We believe that this effect is "amplified" due to the poor performance in processing the migration bitmap and thus since an application-level RTT cannot be serviced with more frequent checkpoints, network I/O tends to get held in the buffer too long. This has the effect of causing the guest TCP/IP stack to experience congestion, propagating this artificially created delay all the way up to the application.

TODO

1. Eliminate as much of the cost of migration dirty bitmap preparation as possible. Parallelization is really only a stop-gap measure.

2. Implement local disk mirroring by integrating with QEMU's 'drive-mirror' feature in order to full support virtual machines with local storage.

3. Implement output commit buffering for shared storage.

FAQ / Frequently Asked Questions

1. What happens if a failure occurs in the *middle* of a flush of the network buffer?

Micro-Checkpointing depends *heavily* on the correctness of TCP/IP. Thus, this is not a problem because the network buffer holds packets only for the last *committed* checkpoint (meaning that the last micro checkpoint must have been acknowledged as received successfully by the backup host).

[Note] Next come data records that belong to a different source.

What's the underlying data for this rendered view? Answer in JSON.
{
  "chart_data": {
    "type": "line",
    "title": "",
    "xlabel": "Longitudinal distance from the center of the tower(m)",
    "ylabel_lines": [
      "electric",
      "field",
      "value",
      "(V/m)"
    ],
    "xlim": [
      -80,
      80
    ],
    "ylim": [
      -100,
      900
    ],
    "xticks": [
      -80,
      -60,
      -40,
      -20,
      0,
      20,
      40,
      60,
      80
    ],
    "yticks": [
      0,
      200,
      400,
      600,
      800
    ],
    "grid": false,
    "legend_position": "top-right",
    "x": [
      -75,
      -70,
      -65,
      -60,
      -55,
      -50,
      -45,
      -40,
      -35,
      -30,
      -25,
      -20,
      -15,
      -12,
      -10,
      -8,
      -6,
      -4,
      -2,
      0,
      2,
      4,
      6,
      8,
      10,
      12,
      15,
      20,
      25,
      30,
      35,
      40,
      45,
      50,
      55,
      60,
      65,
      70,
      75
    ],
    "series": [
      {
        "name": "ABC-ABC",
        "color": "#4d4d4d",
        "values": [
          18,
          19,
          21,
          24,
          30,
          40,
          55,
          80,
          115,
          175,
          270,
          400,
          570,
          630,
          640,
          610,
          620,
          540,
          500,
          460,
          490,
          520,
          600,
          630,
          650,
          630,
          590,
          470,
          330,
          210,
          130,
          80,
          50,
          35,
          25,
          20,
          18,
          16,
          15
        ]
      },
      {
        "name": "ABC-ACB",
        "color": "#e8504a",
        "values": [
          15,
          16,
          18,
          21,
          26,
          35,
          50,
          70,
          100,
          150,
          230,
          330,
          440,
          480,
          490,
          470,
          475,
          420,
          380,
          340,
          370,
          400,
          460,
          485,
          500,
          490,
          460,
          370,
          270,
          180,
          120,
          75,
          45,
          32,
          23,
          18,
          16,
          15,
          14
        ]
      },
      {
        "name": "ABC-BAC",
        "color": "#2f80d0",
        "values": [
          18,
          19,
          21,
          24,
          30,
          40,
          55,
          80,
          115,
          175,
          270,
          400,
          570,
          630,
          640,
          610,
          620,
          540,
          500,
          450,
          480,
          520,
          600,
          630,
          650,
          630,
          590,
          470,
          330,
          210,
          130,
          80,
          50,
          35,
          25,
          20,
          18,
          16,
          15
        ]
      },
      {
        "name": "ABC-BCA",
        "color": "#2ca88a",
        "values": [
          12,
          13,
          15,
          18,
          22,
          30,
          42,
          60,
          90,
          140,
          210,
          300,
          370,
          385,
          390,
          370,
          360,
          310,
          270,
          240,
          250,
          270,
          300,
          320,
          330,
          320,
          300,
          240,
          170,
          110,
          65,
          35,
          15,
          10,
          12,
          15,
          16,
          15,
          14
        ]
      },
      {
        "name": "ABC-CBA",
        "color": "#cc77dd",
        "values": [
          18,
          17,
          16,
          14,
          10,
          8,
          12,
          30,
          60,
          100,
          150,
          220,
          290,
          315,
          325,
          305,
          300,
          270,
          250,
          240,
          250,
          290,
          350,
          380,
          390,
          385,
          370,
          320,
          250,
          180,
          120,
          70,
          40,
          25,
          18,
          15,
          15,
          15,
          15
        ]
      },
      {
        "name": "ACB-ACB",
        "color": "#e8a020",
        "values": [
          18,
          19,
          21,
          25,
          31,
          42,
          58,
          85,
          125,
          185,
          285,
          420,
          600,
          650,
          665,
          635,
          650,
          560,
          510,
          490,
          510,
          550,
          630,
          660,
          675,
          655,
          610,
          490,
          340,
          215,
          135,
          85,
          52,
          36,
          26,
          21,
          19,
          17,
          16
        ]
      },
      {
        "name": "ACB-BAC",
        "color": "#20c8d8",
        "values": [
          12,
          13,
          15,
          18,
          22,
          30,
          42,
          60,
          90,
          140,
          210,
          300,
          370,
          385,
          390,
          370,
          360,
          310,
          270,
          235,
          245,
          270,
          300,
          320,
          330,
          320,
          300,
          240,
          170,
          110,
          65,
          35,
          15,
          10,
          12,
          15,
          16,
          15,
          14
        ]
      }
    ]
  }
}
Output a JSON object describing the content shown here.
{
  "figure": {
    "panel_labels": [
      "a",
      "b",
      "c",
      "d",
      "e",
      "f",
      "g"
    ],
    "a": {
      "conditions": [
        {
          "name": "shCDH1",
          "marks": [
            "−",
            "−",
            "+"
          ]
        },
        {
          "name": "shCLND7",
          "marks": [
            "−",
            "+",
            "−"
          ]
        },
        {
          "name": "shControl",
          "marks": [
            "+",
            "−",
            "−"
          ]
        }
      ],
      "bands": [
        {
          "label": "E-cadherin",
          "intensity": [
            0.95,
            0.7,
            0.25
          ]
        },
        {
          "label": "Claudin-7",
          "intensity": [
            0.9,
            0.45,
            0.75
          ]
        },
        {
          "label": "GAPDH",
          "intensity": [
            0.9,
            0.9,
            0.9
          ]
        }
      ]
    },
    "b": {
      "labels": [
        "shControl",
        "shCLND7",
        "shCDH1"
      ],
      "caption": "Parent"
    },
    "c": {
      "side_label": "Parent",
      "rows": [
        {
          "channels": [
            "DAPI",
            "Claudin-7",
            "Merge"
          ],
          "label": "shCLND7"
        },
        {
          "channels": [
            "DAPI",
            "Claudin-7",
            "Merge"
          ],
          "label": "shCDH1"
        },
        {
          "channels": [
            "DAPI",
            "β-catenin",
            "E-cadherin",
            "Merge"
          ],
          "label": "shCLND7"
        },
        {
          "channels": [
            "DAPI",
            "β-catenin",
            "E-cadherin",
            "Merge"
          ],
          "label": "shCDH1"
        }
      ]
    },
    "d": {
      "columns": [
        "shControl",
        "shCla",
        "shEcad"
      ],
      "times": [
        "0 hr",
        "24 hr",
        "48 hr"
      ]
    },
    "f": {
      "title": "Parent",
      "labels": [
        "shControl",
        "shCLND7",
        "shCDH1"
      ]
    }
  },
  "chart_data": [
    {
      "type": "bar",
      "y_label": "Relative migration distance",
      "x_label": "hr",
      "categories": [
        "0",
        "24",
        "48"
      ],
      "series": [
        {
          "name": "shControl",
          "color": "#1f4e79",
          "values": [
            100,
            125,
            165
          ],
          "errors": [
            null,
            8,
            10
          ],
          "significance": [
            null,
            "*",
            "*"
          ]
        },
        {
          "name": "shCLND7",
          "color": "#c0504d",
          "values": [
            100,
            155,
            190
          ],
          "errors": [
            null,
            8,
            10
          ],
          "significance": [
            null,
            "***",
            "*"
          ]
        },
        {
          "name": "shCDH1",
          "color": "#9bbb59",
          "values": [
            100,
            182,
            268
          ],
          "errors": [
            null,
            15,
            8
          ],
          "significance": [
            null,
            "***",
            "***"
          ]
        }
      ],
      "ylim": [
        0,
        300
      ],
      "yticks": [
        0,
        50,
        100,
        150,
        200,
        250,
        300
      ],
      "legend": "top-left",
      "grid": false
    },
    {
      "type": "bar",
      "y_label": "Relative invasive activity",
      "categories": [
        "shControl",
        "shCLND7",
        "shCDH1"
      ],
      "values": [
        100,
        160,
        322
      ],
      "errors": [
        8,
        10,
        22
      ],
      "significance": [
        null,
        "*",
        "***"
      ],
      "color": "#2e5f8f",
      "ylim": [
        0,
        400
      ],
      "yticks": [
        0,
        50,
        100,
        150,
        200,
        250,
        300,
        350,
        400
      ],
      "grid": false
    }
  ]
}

After understanding this, it is then important to understand how network buffering is repeated between checkpoints. *ALL* packets go through the buffer - there is no exception or gaps. There is no such situation where while the buffer is being flushed other newer packets are going through - that's not how it works. Please refer to the previous section "I/O buffering" for a detailed description of how network buffering works.

Why is this not a problem?

Example: Let's say we have packets "A" and "B" in the buffer.

Packet A is sent successfully and a failure occurs before packet B is transmitted.

Packet A) This is acceptable. The guest checkpoint has already recorded delivery of the packet from the guest's perspective. The network fabric can deliver or not deliver as it sees fit. Thus the buffer simply has the same effect of an additional network switch - it does not alter the effect of fault tolerance as viewed by the external world any more so than another faulty hop in the traditional network architecture would cause congestion in the network. The packet will never get RE-generated because the checkpoint has already been committed at the destination which corresponds to the transmission of that packet from the perspective of the virtual machine. Any FUTURE packets generated while the VM resumes execution are *also* buffered as described previously.

Packet B) This is acceptable. This packet will be lost. This will result in a TCP-level timeout on the peer side of the connection in the case that packet B is an ACK or will result in a timeout on the guest-side of the connection in the case that the packet is a TCP PUSH. Either way, the packet will get re-transmitted either because the data was never acknowledged or never received as soon as the virtual machine resumes execution.